Project description:Gene regulation in mammals involves a complex interplay between promoter and distal regulatory elements that function in concert to drive precise spatio-temporal gene expression programs. However, the dynamics of distal gene regulatory elements and its function in transcriptional reprogramming that underlies neurogenesis and neuronal activity remain largely unknown. Here we use a combinatorial analysis of genomewide datasets for chromatin accessibility (FAIRE-Seq) and enhancer mark H3K27ac to reveal a highly dynamic nature of chromatin accessibility during neurogenesis that gets restricted to certain genomic regions as neurons acquire a post-mitotic, terminally differentiated state. We further reveal that the distal open regions serve as target sites of distinct transcription factors that function in a stage-specific manner to contribute to the transcriptional program underlying neuronal commitment and maturation. A prolonged NMDA-driven neural activity results in epigenetic reprogramming at a large number of distal regulatory elements as well as dramatic reorganization of super-enhancers that in turn mediate critical transcriptional responses.
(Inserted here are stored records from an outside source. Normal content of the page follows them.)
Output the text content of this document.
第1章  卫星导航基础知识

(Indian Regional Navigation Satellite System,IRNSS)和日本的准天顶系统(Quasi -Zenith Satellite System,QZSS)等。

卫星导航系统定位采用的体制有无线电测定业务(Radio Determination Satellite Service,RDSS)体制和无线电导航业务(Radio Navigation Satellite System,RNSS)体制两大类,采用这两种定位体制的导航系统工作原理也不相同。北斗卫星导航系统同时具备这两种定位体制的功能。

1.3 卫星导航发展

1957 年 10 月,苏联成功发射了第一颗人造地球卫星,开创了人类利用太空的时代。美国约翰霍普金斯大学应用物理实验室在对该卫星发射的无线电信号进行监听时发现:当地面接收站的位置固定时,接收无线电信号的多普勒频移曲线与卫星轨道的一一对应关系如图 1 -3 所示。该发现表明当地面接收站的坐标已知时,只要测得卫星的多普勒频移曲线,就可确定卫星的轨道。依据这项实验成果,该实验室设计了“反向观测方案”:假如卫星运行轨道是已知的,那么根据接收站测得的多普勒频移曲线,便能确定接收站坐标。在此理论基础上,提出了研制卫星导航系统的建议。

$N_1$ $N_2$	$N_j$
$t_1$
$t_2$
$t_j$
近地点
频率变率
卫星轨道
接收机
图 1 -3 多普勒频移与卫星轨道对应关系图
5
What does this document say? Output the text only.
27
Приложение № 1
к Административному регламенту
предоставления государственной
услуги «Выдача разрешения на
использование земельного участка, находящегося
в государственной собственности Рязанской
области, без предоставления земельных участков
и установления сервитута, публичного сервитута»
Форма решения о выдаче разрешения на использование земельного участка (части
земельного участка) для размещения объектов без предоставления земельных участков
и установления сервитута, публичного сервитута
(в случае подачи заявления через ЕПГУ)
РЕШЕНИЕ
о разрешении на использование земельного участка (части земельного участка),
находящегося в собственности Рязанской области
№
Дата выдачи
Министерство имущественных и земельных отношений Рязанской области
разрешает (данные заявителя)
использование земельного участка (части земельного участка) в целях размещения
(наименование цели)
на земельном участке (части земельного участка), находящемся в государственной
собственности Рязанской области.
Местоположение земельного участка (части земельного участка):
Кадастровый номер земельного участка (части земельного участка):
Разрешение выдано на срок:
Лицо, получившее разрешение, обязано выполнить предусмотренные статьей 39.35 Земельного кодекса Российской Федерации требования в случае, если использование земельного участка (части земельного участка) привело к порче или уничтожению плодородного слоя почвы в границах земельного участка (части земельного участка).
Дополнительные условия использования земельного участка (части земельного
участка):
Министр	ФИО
Taken together, these findings reveal dynamics of distal regulatory landscape during neurogenesis and uncover novel regulatory elements that function in concert with epigenetic mechanisms and transcription factors to generate transcriptome underlying neuronal development and function. FAIRE-Seq and H3K27ac profiles for three stages on neuronal differentation viz. neuronal progenitors, day 1 neurons and day 10 neurons, were generated to understand the dynamics of accessible and ehancer chromatin landscape. Along with this we also generated RNASeq and H3K27ac profiles for day 10 neurons upon control and NMDA treatment.